Immer weniger Eltern lesen vor

Johan Unenge, Ex-Lesebotschafter des staatlichen Kulturrates und im Vorstand der Organisation Lesebewegung, ist begeistert: „Kinder lesen zu lassen ist ja nicht teuer. Wir haben eine gute Infrastruktur und müssen sie nur richtig ausrichten. In Schweden hat fast jede Schule eine eigene Bibliothek, hinzu kommen viele andere Einrichtungen.“

Aber auch Eltern müssten wieder stärker in die Pflicht genommen werden, sagt Unenge. In den vergangenen zehn Jahren sei der Anteil der schwedischen Eltern, die ihren Kindern abends regelmäßig vorlesen, von 75 Prozent auf die Hälfte abgefallen. „Gerade jüngere Eltern tragen selbst die Buchkultur nicht mehr so in sich wie die früheren Elterngenerationen. Nach Feierabend werden Filme angeschaut und Facebook genutzt.“

„Früher wurden die Herbstferien auch Kartoffelferien genannt, weil die Schüler bei der Ernte helfen sollten.
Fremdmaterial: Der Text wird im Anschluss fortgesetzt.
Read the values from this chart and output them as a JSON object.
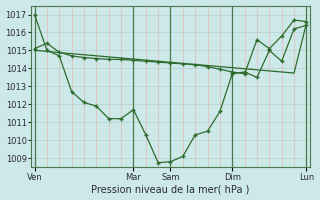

Es sind auch Ferien, in denen Familien selten verreisen. Sie sind ideal, um mit Kindern spielerisch Freude an Büchern zu entwickeln“, sagt Unenge. Seine Lesebewegung hat bereits im vergangenen Herbst Probeleseferien mit mehr als 300 Veranstaltungen durchgeführt und die Regierung zu diesem Schritt überredet.

 

Kritiker: Staat geht zu weit

Stockholm kündigte an, eine sogenannte Lesedelegation einzuberufen, die sämtliche Aktivitäten in den Leseferien und darüber hinaus koordiniert und entwickelt. Schulen, der Kulturbereich und Vereine sollen auf lokaler Ebene mitwirken. Lehrer und Eltern sollen angespornt werden, ihr Engagement zu erhöhen. Ein Hauptaugenmerk soll dabei auf Literatur gelegt werden. Außerdem soll sich die Lehrerausbildung an den Hochschulen diesbezüglich verbessern.

So begeistert viele von den Leseferien in Schweden auch sind, es gibt auch Kritiker: Das gehe zu weit. Der Staat dürfe nicht darüber entscheiden, was Kinder in ihren Ferien tun sollen.